In 1809, Dr. Robert H. Rose acquired 248 land tracts, estimated at over 99,000 acres of land in total, in what was then Luzerne County, Pennsylvania. The following year, Susquehanna County was formed from part of Luzerne County and in 1813, Dr. Rose helped to establish the township of Silver Lake in the new county. He served as the first postmaster of Silver Lake until his death and as the first president of the Silver Lake Bank, founded in 1817.

Over the next several decades, Dr. Rose sold lots of land to those who would agree to directly reside on and develop the property. As early as 1809, he advertised in newspapers “to settlers,” noting the good quality soil for farming and offering land at $2.50 to $3 dollars per acre.
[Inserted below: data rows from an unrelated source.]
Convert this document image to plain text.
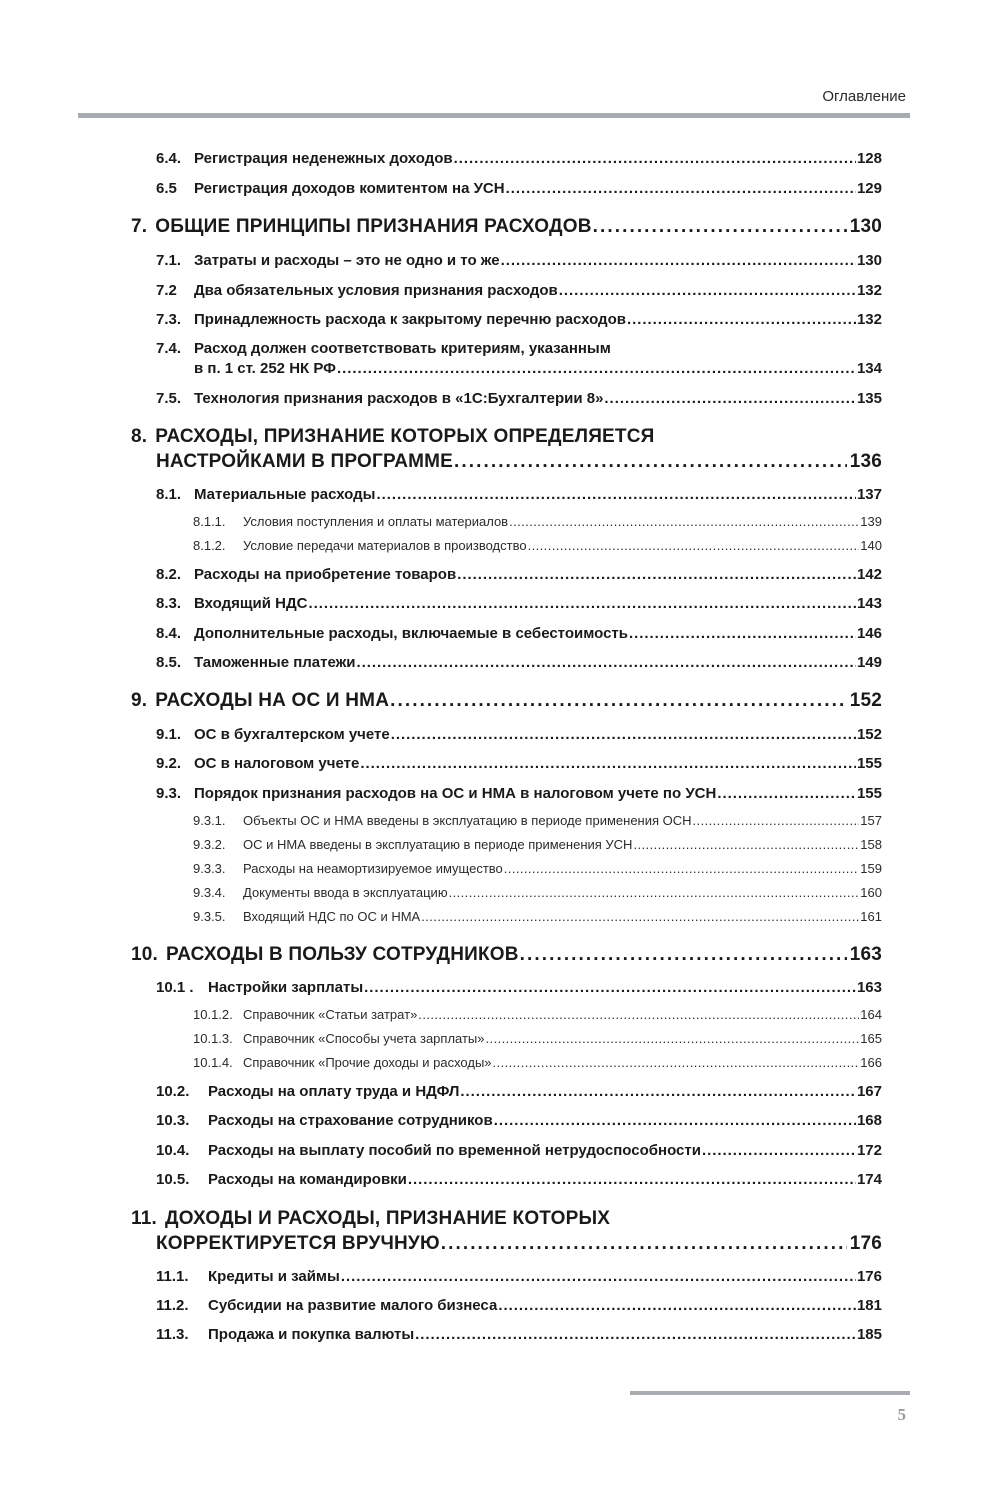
Оглавление
6.4. Регистрация неденежных доходов . . .	128
6.5	Регистрация доходов комитентом на УСН . . .	129
7. ОБЩИЕ ПРИНЦИПЫ ПРИЗНАНИЯ РАСХОДОВ . . .	130
7.1. Затраты и расходы – это не одно и то же . . .	130
7.2	Два обязательных условия признания расходов . . .	132
7.3. Принадлежность расхода к закрытому перечню расходов . . .	132
7.4. Расход должен соответствовать критериям, указанным
в п. 1 ст. 252 НК РФ . . .	134
7.5. Технология признания расходов в «1С:Бухгалтерии 8» . . .	135
8. РАСХОДЫ, ПРИЗНАНИЕ КОТОРЫХ ОПРЕДЕЛЯЕТСЯ
НАСТРОЙКАМИ В ПРОГРАММЕ . . .	136
8.1. Материальные расходы . . .	137
8.1.1.	Условия поступления и оплаты материалов . . .	139
8.1.2.	Условие передачи материалов в производство . . .	140
8.2. Расходы на приобретение товаров . . .	142
8.3. Входящий НДС . . .	143
8.4. Дополнительные расходы, включаемые в себестоимость . . .	146
8.5. Таможенные платежи . . .	149
9. РАСХОДЫ НА ОС И НМА . . .	152
9.1. ОС в бухгалтерском учете . . .	152
9.2. ОС в налоговом учете . . .	155
9.3. Порядок признания расходов на ОС и НМА в налоговом учете по УСН . . .	155
9.3.1.	Объекты ОС и НМА введены в эксплуатацию в периоде применения ОСН . . .	157
9.3.2.	ОС и НМА введены в эксплуатацию в периоде применения УСН . . .	158
9.3.3.	Расходы на неамортизируемое имущество . . .	159
9.3.4.	Документы ввода в эксплуатацию . . .	160
9.3.5.	Входящий НДС по ОС и НМА . . .	161
10. РАСХОДЫ В ПОЛЬЗУ СОТРУДНИКОВ . . .	163
10.1 . Настройки зарплаты . . .	163
10.1.2. Справочник «Статьи затрат» . . .	164
10.1.3. Справочник «Способы учета зарплаты» . . .	165
10.1.4. Справочник «Прочие доходы и расходы» . . .	166
10.2.	Расходы на оплату труда и НДФЛ . . .	167
10.3.	Расходы на страхование сотрудников . . .	168
10.4.	Расходы на выплату пособий по временной нетрудоспособности . . .	172
10.5.	Расходы на командировки . . .	174
11. ДОХОДЫ И РАСХОДЫ, ПРИЗНАНИЕ КОТОРЫХ
КОРРЕКТИРУЕТСЯ ВРУЧНУЮ . . .	176
11.1.	Кредиты и займы . . .	176
11.2.	Субсидии на развитие малого бизнеса . . .	181
11.3.	Продажа и покупка валюты . . .	185
5
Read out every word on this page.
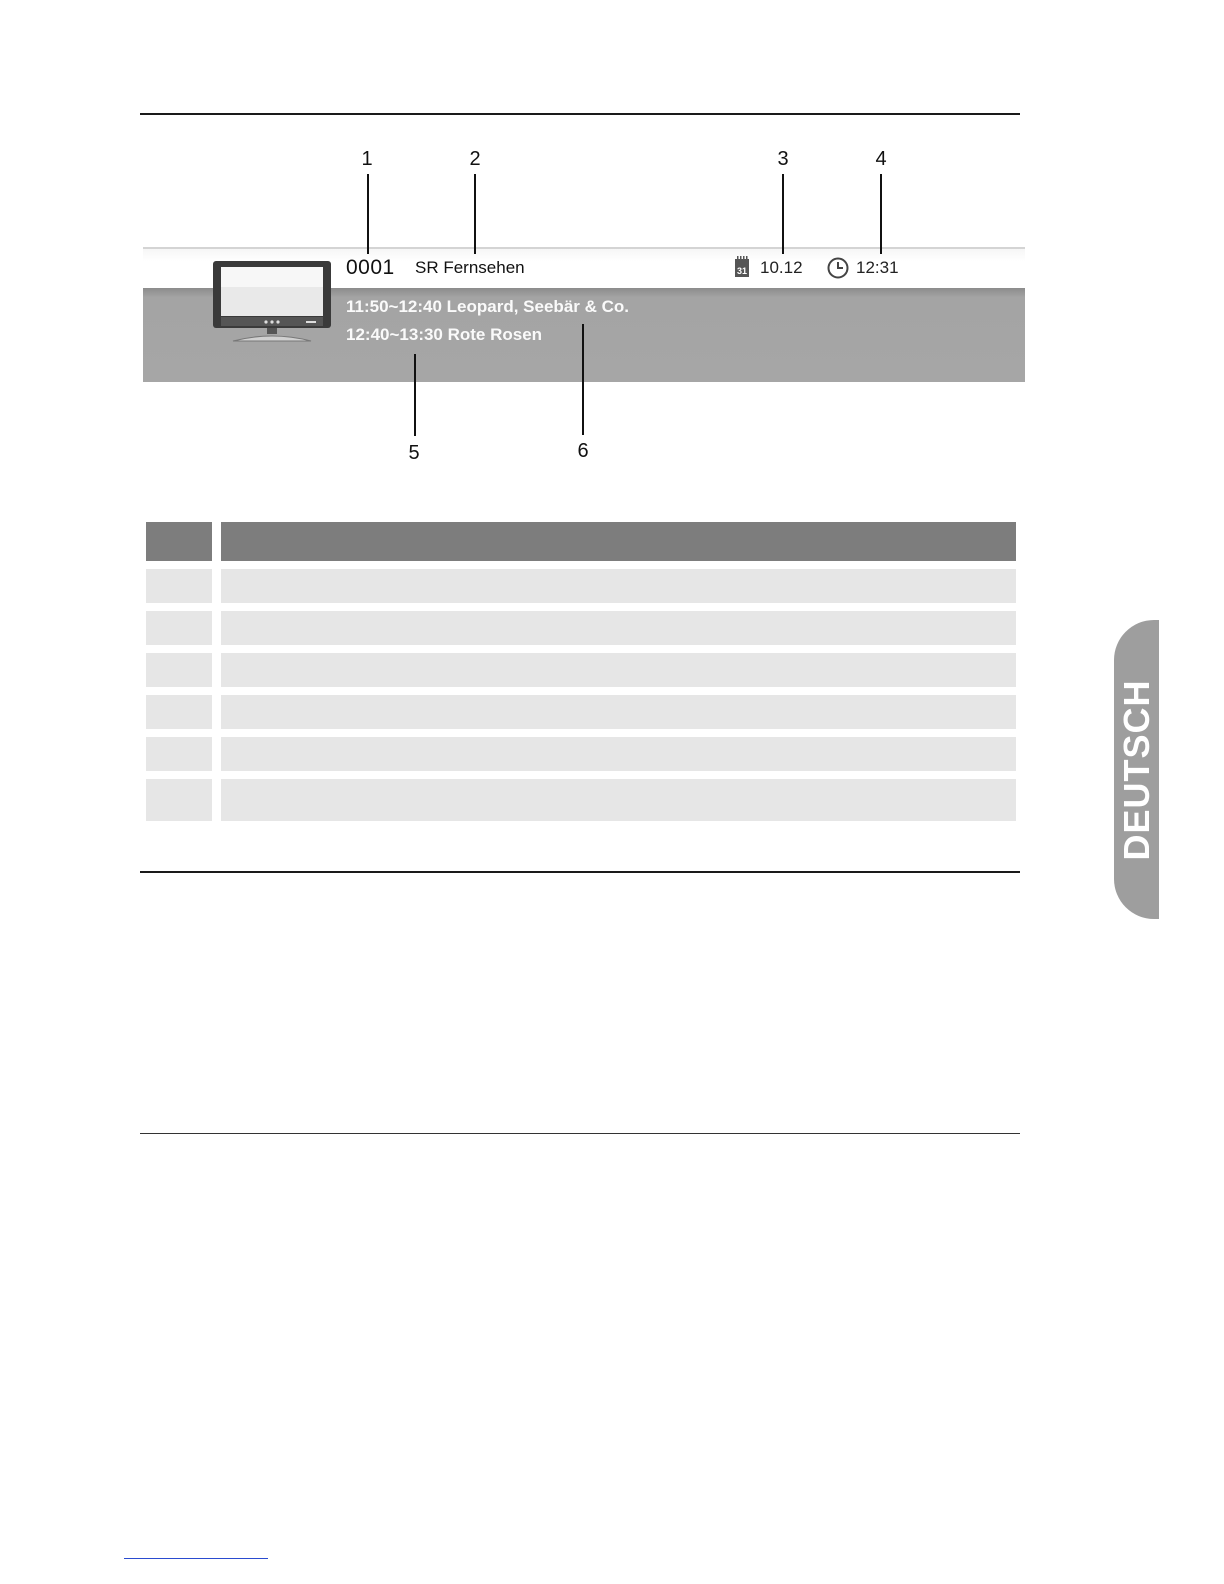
1	2	3	4
5	6
0001 SR Fernsehen	31 10.12	12:31
11:50~12:40 Leopard, Seebär & Co.
12:40~13:30 Rote Rosen
DEUTSCH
By 1816, “several hundred farms” had been established in Silver Lake (“Some Account of Susquehannah [sic] County; Accompanied by a View of Silver Lake, The Seat of Robert H. Rose, Esq.,” Port Folio, June 1816).
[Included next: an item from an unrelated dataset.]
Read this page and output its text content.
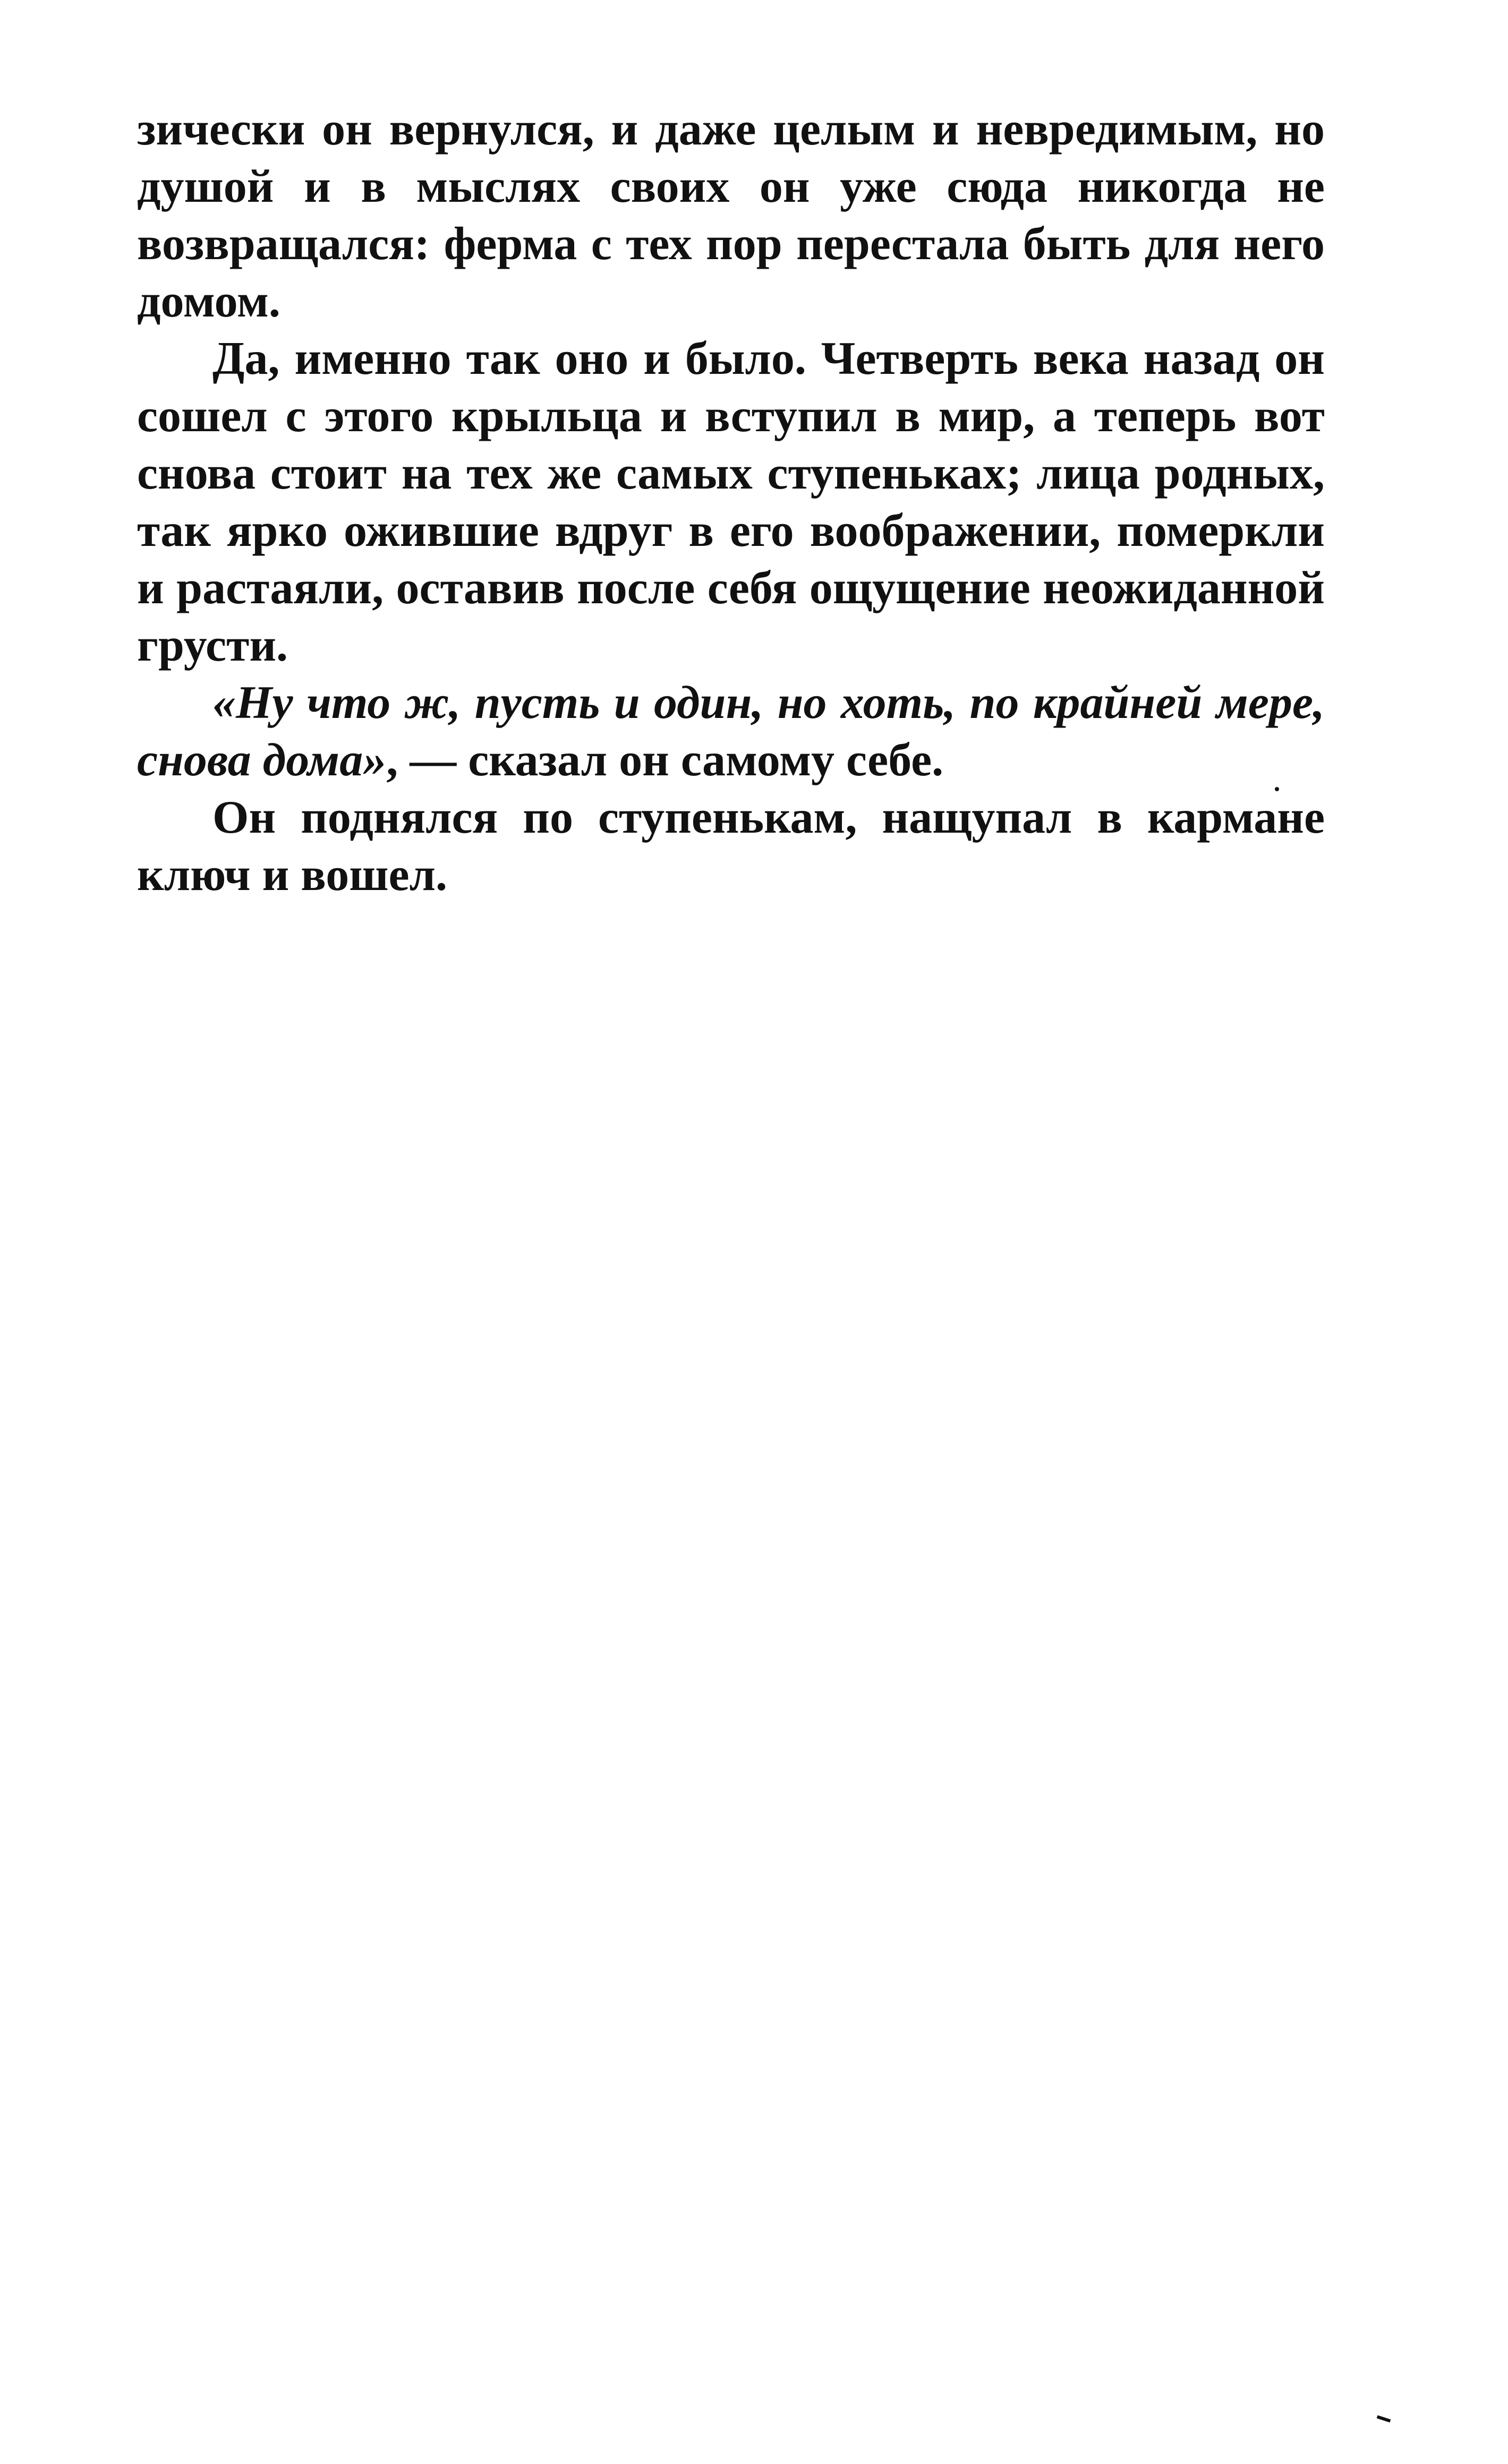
зически он вернулся, и даже целым и невредимым, но душой и в мыслях своих он уже сюда никогда не возвращался: ферма с тех пор перестала быть для него домом.

Да, именно так оно и было. Четверть века назад он сошел с этого крыльца и вступил в мир, а теперь вот снова стоит на тех же самых ступеньках; лица родных, так ярко ожившие вдруг в его воображении, померкли и растаяли, оставив после себя ощущение неожиданной грусти.

«Ну что ж, пусть и один, но хоть, по крайней мере, снова дома», — сказал он самому себе.

Он поднялся по ступенькам, нащупал в кармане ключ и вошел.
Eventually, Dr. Rose would target specific populations to come to Silver Lake. In 1841, he advertised the area’s good farmland and schools that had been established in the township in order to attract new residents, including Irish immigrants to the United States. In the October 30, 1841 edition of the Irish paper, The Tipperary Free Press, his letter to the Committee of Irish Emigration of New York was published in which he encouraged Irish families to come to Silver Lake. In the letter, he stated there were “many hundreds of Irish families” already residing in the surrounding county and he estimated that three hundred of these families had settled in Silver Lake.

Shortly after this, Dr. Rose passed away in Silver Lake on February 24, 1842 at 65 years old. Historian Emily C. Blackman’s 1873 History of Susquehanna County noted that “Perhaps to no one individual is Susquehanna County more indebted for the early development of its resources than to Dr. Rose.”